Ich war nun dreizehn Jahre alt geworden und es entstand die Frage, was aus mir werden solle. Ich hätte gern musikalischen Unterricht gehabt.[10] Es standen zwei Klaviere im Hause, allein man wollte für mich nichts ausgeben und auch eine Violine schlug man mir ab. Von meinem Stiefvater war nur die eine Antwort zu bekommen, wenn es sich um meine Zukunft handelte: »Der Kerl soll Schuster werden.«

Dabei muß betont werden, daß meine Eltern sich in sehr guten Verhältnissen befanden, denn meine Mutter besaß ihr väterliches Vermögen und der Stiefvater erhielt von seiner noch lebenden und sehr wohlhabenden Mutter reichliche Zuschüsse.

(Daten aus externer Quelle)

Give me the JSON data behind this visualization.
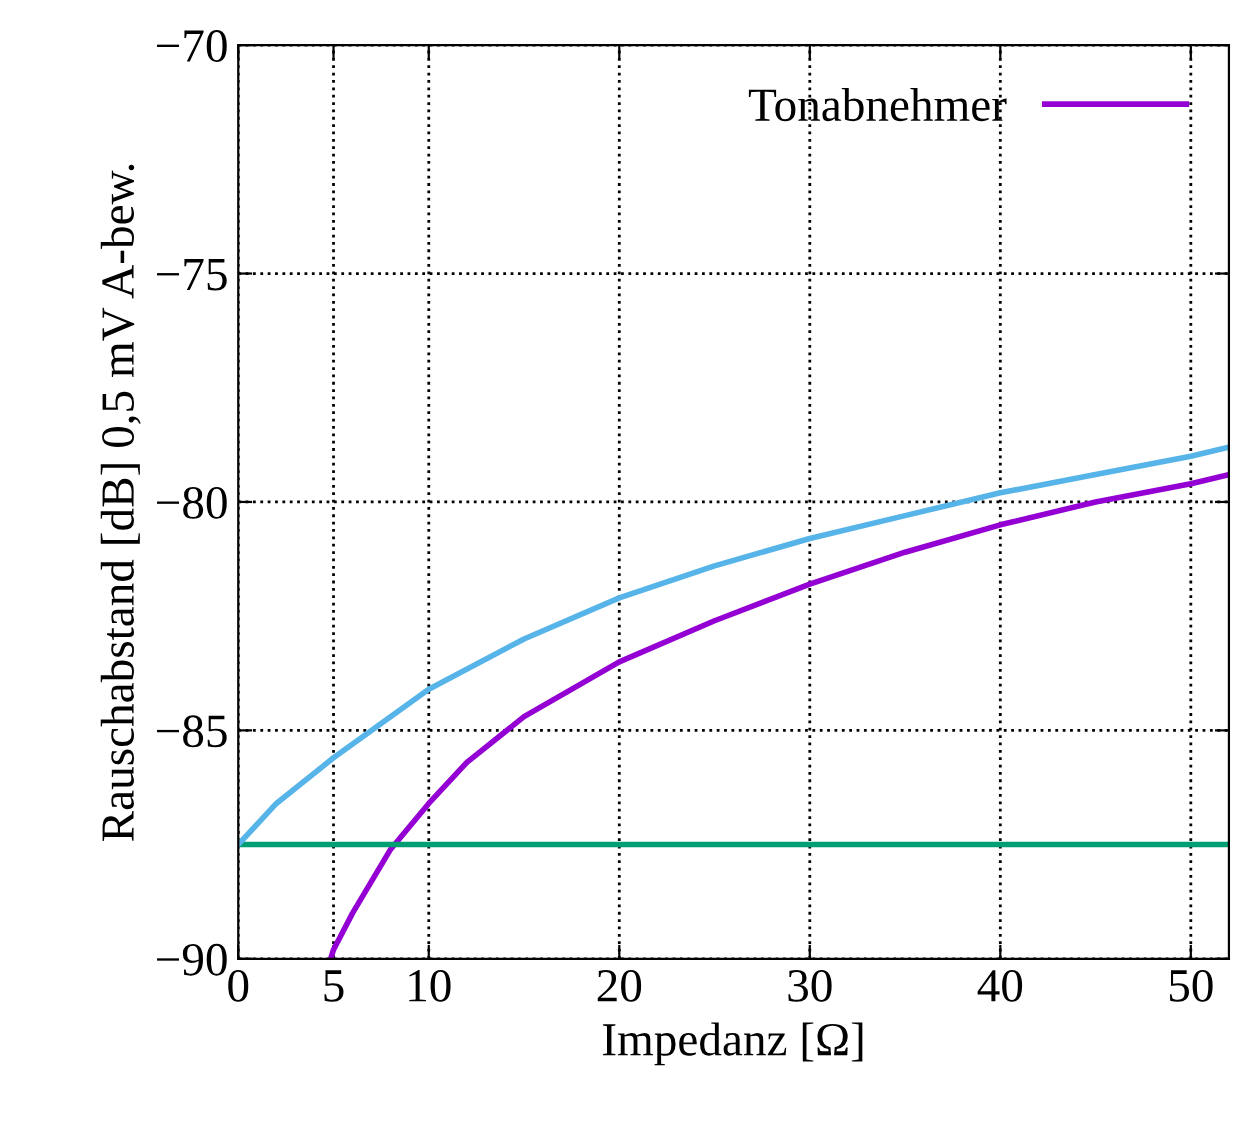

1863, am 18. Oktober, flammten die Feuerzeichen von allen Höhen; es waren fünfzig Jahre seit der Schlacht von Leipzig verflossen. Die Bürgerschaft veranstaltete eine große Feier. Damals lebten noch viele alte Soldaten, die bei Leipzig auf seite Napoleons gefochten hatten. Sie schlichen mit gemischten Gefühlen in dem Festgetümmel umher. Einer dieser Soldaten war der alte Wernet, der mit Napoleon in Rußland gewesen war. Er beschäftigte sich viel mit mir und ich klagte ihm einst, daß ich eine tiefe eiternde Wunde am Knie habe und daß meine Mutter sich nicht darum bekümmere. Es war eine skrophulöse Entzündung. »Komm nur«, sagte der alte Wernet, »das muß weg!« Er führte mich zum Baden an die Elz, obwohl es schon Herbst war. Als mich fror, sagte er: »Du hättest mit mir durch die Beresina schwimmen sollen; da war es etwas kälter!« – Aber die Wunde wurde geheilt. Zugleich lehrte mich der alte Wernet trefflich schwimmen.

Die Flammenzeichen auf den Schwarzwaldhöhen verkündeten für mich eine neue Zeit der Freiheit. Denn plötzlich erschien meine Großmutter aus Wertheim in Waldkirch.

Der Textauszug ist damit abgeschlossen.